Ist es dringend? Ja.

Wichtig?

Ja.

Und so saß er im Zug von Berlin an den Bodensee, wobei man auf der Transitstrecke durch die DDR besonders mühsam nicht vorankam. Es war ja nicht mehr Transit, weil nicht mehr die DDR, offiziell, seit einem halben Jahr. Aber natürlich war es immer noch Transit. So schnell ging das nicht. Von wegen Jetzt wächst zusammn, was zusammengehört. Was heißt das schon, zusammengehören? Es kommt vor, dass Länder auseinanderfallen oder sich neu zusammensetzen. Man nennt das Geschichte. In Jugoslawien fing es gerade an. Da ging es extrem grausam zu. Finsterste Tragödie war das. Da sperrten Christen Moslems in Moscheen und Moslems Christen in Kirchen und sprengten sie in die Luft. Verglichen damit war der Mauerfall eineinhalb Jahre zuvor, kein Schuss war gefallen, fast schon eine Farce gewesen. Deutschland war inzwischen vereinigt. Fiona und Max waren es nicht.

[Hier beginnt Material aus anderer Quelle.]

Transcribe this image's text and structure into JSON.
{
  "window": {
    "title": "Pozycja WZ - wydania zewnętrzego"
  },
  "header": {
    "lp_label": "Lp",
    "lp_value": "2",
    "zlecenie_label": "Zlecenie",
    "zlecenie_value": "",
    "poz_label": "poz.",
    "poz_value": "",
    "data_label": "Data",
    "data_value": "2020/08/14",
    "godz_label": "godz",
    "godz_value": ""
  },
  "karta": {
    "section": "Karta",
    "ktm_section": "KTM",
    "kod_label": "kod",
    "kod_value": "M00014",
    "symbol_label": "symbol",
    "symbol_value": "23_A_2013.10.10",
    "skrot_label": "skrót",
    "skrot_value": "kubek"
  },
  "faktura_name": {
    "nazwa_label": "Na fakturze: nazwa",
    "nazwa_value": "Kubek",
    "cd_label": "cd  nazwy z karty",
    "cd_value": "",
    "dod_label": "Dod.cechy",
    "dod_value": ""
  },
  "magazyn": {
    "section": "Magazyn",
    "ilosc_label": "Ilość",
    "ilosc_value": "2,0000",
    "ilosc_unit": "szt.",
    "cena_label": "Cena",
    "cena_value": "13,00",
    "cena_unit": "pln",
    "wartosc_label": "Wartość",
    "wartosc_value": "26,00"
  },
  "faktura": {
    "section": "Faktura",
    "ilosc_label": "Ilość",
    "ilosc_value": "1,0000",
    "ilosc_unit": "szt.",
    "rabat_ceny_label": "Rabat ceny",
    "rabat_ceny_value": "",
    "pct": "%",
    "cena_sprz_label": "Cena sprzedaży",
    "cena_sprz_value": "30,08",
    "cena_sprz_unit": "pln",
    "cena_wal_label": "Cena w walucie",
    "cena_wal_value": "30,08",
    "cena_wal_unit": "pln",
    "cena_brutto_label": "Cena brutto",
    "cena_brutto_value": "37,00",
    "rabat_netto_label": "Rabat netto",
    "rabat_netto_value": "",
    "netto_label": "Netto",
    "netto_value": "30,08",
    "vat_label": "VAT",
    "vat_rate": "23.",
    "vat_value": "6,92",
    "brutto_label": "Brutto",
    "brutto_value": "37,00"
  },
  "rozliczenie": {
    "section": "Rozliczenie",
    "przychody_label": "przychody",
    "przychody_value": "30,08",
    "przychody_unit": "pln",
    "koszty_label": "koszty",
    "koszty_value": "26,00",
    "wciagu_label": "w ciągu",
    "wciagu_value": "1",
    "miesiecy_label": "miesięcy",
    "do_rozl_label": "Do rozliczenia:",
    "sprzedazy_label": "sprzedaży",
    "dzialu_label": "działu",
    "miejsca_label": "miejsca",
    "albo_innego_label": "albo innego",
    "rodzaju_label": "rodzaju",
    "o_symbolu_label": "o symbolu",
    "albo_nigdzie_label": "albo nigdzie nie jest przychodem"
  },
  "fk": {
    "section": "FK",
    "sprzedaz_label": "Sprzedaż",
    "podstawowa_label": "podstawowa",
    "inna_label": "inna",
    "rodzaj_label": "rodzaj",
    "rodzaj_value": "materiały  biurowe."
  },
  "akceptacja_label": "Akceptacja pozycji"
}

»Es gibt alles immer zweimal«, pflegte Großmama zu sagen, »einmal als Tragödie und einmal als Farce.« Wahrscheinlich wusste sie nicht, dass das Marx war. Für Max war es eh Großmamas Regel. »Unser Leben war die Tragödie«, fügte sie gern hinzu, »eures ist die Farce.« Dabei lachte sie ihr warmes Lachen.

Sie waren beide die Jüngsten. Wir zwei Jüngsten, das war die stehende Wendung, mit der sie ihre Verbundenheit beschworen. Sie wussten, wie es war, nur erzählt zu bekommen, was andere erlebt hatten. Den Letzten beißen die Hunde. Der Jüngste zu sein, war für Max eine Schlechtwetterwolke, die über ihm mit ihm zog. Nur wenn er Arm in Arm mit seiner Großmutter auf dem Kanapee saß, war es ein Glück.

Großmama war krank und blind. Seit Jahrzehnten wurde sie immer kränker, seit Jahren immer blinder. Ihr Körper beantwortete Abschiede mit schrittweisem Rückzug. In letzter Zeit verstanden die Ärzte ihren Körper immer weniger. Da stellte sie die Arztbesuche ein. Das galt auch für den Kirchgang. Dabei war sie ausgesprochen gläubig. Ihr Glaube war eine große heilige Melange aus Liebe und Zorn, vor der sich Priester ebenso in Acht zu nehmen hatten wie bigotte Tanten.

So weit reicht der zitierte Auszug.